California seems to be the outstanding state along with New York City and Texas. The minimum travels of California(55.26 million) seem to be more than most maximum travels of most states(about 40 states).

We will pick multiple states that we are interested in comparing, including Washington D.C and Maryland.

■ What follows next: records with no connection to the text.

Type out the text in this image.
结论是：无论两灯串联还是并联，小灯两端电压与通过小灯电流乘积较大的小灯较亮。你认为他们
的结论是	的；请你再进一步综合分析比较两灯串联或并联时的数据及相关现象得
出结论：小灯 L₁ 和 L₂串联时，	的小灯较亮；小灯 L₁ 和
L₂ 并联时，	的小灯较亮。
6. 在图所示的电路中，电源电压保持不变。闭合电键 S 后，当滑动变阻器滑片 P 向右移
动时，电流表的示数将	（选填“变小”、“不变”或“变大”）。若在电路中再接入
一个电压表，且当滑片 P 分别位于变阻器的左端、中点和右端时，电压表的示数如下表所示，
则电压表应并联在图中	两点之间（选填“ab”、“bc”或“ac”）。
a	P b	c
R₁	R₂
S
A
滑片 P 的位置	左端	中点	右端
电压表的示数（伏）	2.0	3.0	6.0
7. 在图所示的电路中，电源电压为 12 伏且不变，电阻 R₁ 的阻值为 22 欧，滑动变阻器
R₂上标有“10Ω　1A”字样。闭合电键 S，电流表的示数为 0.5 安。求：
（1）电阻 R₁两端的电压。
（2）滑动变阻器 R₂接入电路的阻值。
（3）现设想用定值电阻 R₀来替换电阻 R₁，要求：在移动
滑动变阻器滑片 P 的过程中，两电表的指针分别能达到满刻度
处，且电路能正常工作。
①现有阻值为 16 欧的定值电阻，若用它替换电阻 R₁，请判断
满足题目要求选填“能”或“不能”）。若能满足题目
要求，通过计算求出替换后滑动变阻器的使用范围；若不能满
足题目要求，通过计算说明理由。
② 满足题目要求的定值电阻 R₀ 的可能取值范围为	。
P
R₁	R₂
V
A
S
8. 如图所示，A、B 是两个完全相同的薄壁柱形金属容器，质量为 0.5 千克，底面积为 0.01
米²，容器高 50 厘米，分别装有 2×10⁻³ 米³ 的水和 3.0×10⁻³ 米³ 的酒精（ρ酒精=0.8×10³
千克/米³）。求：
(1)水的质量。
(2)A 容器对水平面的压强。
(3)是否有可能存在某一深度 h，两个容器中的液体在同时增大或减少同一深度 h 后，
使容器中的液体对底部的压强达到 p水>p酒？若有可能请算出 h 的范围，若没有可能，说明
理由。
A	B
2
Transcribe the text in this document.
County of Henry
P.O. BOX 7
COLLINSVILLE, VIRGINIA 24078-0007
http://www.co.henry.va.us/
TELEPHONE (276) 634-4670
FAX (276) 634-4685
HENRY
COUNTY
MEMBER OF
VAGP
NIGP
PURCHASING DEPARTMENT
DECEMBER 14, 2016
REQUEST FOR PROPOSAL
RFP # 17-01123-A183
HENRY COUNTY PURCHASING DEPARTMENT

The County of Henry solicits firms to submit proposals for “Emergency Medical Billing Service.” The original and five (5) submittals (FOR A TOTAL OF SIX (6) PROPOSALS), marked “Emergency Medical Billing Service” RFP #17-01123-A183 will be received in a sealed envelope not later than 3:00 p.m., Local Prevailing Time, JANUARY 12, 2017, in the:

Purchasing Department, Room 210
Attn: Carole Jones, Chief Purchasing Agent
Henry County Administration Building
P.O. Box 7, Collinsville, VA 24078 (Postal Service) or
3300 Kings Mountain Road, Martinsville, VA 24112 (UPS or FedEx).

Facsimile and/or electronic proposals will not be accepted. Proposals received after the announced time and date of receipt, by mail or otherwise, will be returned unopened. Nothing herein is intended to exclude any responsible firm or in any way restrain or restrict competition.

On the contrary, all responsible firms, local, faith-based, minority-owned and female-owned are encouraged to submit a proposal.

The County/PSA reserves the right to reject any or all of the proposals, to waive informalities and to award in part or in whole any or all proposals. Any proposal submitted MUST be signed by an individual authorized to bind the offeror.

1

State_trips2 <- State_trips1 %>%
 filter(state.postal.code == "DC" | state.postal.code == "CA" | state.postal.code == "MD" | state.postal.code == "MA" | state.postal.code == "FL" | state.postal.code == "NY" | state.postal.code == "WA"| state.postal.code == "TX") 
  #arrange(mean(tripsinmillion))



#State_trips2
# A boxplot.
stg2 <- ggplot(State_trips2, aes(x=as.factor(state.postal.code), y=tripsinmillion, fill=state.postal.code)) + 
    geom_boxplot(alpha=0.8) + 
   ylab("Trips (in million)")+
  scale_fill_viridis(discrete = TRUE) +
  geom_jitter(color="black", size=0.1, alpha=0.2) +
    theme(legend.position="none") + 
  
    ggtitle("Travels by Particular States from Jan 2019 to Nov 2021") +
    xlab("State Postal Code") +
  theme(axis.text.x = element_text(angle = -45, hjust=1, size=5)) 

 
 ggplotly(stg2)

In conclusion, people were traveling even though at one point most states had sheltered in place or stay home order. Surprisingly, many people travel over 5-10 trips during this time. At the end of my visualization, California was the destination people traveled to the most, which kind of surprised me when I thought people would have traveled to Florida or New York city more. The number of travels of states such as California indicates the fluctuation throughout 2019 to almost 2022. When some other states, such as Maine, Maryland, and Washington state seem to be very stable. I wonder what makes this state such a popular state to travel to?

Lastly, I wish I had more time, I would love to get this information mapping and visualize it with GIS.